Deux objectifs principaux pour le projet Reforba

Dans ce contexte, Reforba (projet ANR-Ecotech lancé en 2011) poursuit un double objectif :

  • permettre la réutilisation de la fraction organique issue de la fraction légère de ces résidus comme agent réducteur dans les hauts fourneaux ou les fours électriques (en substitution au coke) ;
  • valoriser la fraction «oxydes de fer» dans ces mêmes réacteurs. L’objectif, outre la réduction du volume des refus de broyage destinés au stockage, est de réduire les quantités de combustibles fossiles utilisées et les émissions de gaz à effet de serre associées, ainsi que la consommation de minerai de fer.

Lever les verrous scientifiques

Ces utilisations imposent toutefois l’obtention de fractions de qualité suffisante (composition et granulométrie), obtenues par la mise en oeuvre de techniques séparatives (tri densimétrique, gravimétrique, électrostatique, flottation) combinées à des étapes de fragmentation sélective et de libération.

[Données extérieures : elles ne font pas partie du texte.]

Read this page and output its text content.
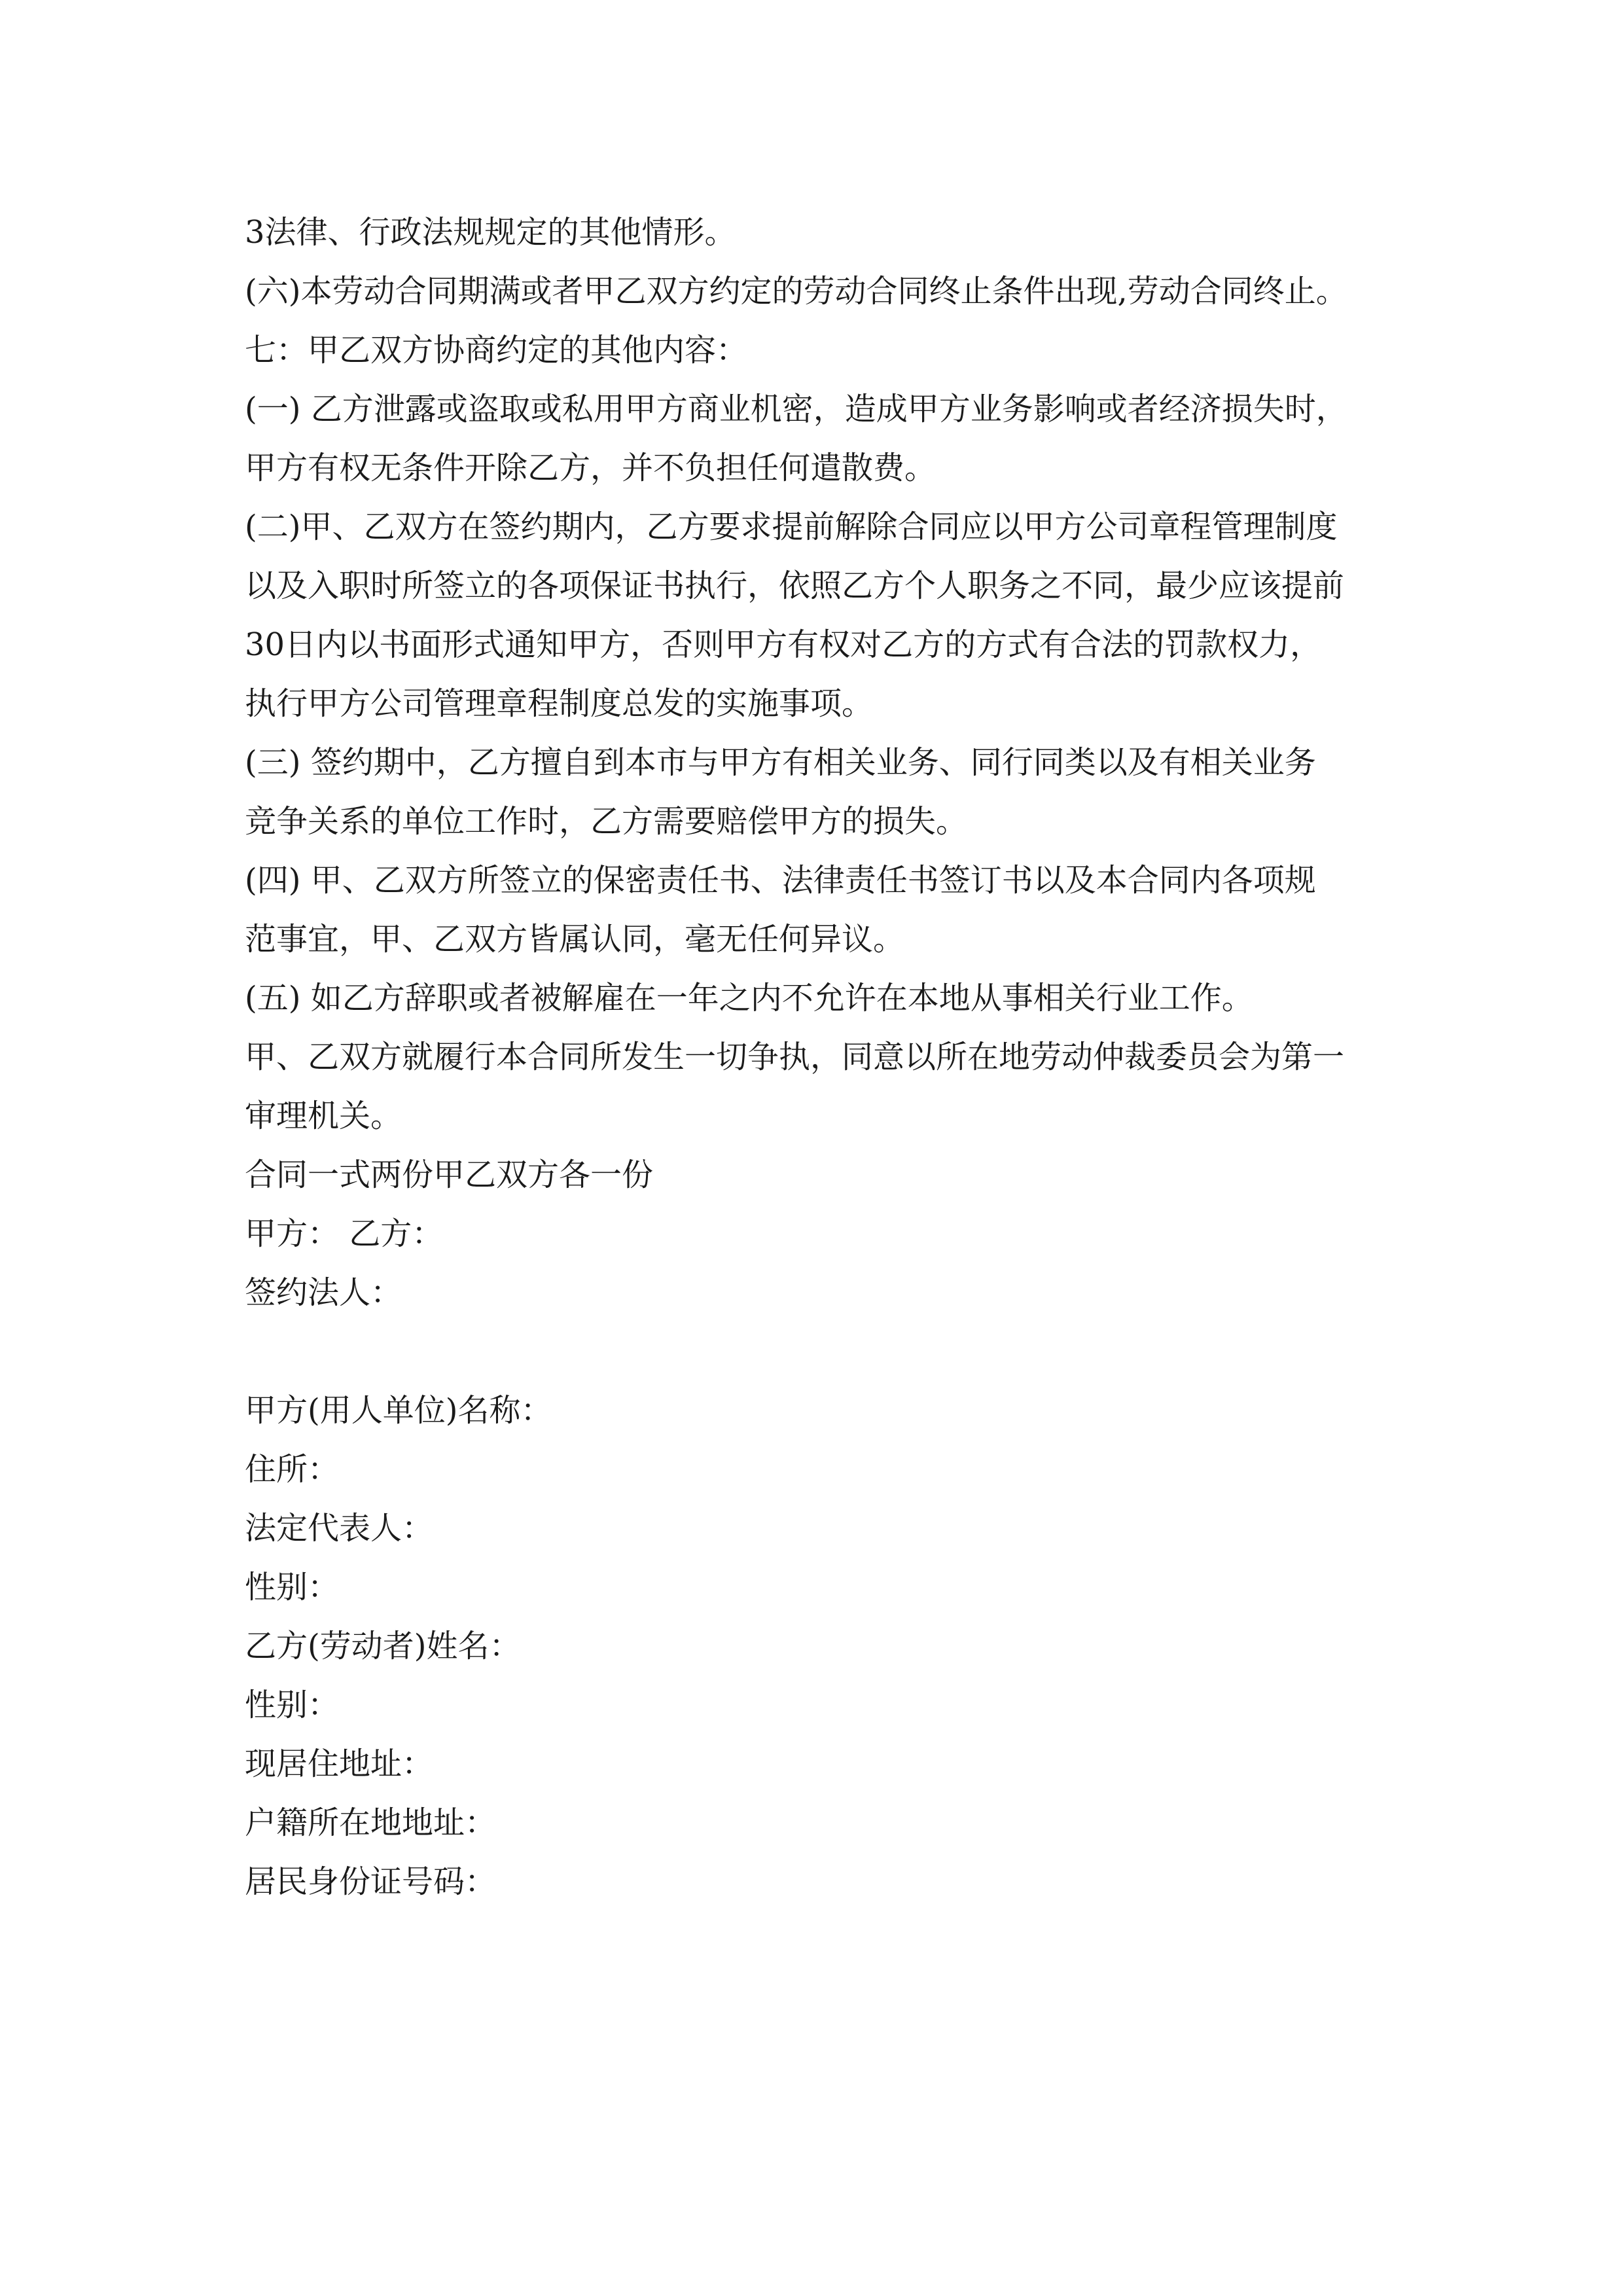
3法律、行政法规规定的其他情形。
(六)本劳动合同期满或者甲乙双方约定的劳动合同终止条件出现,劳动合同终止。
七：甲乙双方协商约定的其他内容：
(一) 乙方泄露或盗取或私用甲方商业机密，造成甲方业务影响或者经济损失时，
甲方有权无条件开除乙方，并不负担任何遣散费。
(二)甲、乙双方在签约期内，乙方要求提前解除合同应以甲方公司章程管理制度
以及入职时所签立的各项保证书执行，依照乙方个人职务之不同，最少应该提前
30日内以书面形式通知甲方，否则甲方有权对乙方的方式有合法的罚款权力，
执行甲方公司管理章程制度总发的实施事项。
(三) 签约期中，乙方擅自到本市与甲方有相关业务、同行同类以及有相关业务
竞争关系的单位工作时，乙方需要赔偿甲方的损失。
(四) 甲、乙双方所签立的保密责任书、法律责任书签订书以及本合同内各项规
范事宜，甲、乙双方皆属认同，毫无任何异议。
(五) 如乙方辞职或者被解雇在一年之内不允许在本地从事相关行业工作。
甲、乙双方就履行本合同所发生一切争执，同意以所在地劳动仲裁委员会为第一
审理机关。
合同一式两份甲乙双方各一份
甲方： 乙方：
签约法人：
甲方(用人单位)名称：
住所：
法定代表人：
性别：
乙方(劳动者)姓名：
性别：
现居住地址：
户籍所在地地址：
居民身份证号码：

Pour lever les verrous scientifiques identifiés, Reforba focalise, en particulier, la recherche sur une séparation physique poussée de la fraction légère afin d’en extraire les plastiques chlorés (facteurs de corrosion), le cuivre et le zinc (polluants de la phase métallique), et une purification de la fraction "oxydes de fer" par séparation physique, pour permettre un recyclage en aciérie.

L’évaluation des solutions techniques tant du point de vue des opérations de tri physique (production d’une fraction de plastiques exempte de PVC, de cuivre et de zinc) que du point de vue réactionnel (réduction des oxydes de fer par le carbone issu de la thermolyse éclair des plastiques) est actuellement en cours.

Schéma de valorisation des produits récupérés à l’issue des traitements de la fraction légère des résidus de broyage automobile.

Procédés de traitement de la matière et caractérisation de leurs performances

Menés en laboratoire et sur site industriel, ces travaux mobilisent un ensemble de compétences au BRGM, tant au niveau des procédés de traitement de la matière (broyage et tri) que de la caractérisation de leurs performances (laboratoire d’analyses chimiques et minéralogiques). Reforba vise également, à terme, une évaluation technico-économique du schéma de traitement élaboré ainsi qu’une évaluation environnementale et sanitaire. Pour réaliser ce travail, la situation actuelle (mise en décharge) sera comparée avec la solution de recyclage développée.

L’enjeu est considérable : les résidus de broyage automobiles constituent environ 20 à 25% des véhicules hors d’usage, quantité qui ne cesse de croître, alors même que les techniques de recyclage expérimentées ces dernières années pour utiliser ces produits demeurent peu satisfaisantes.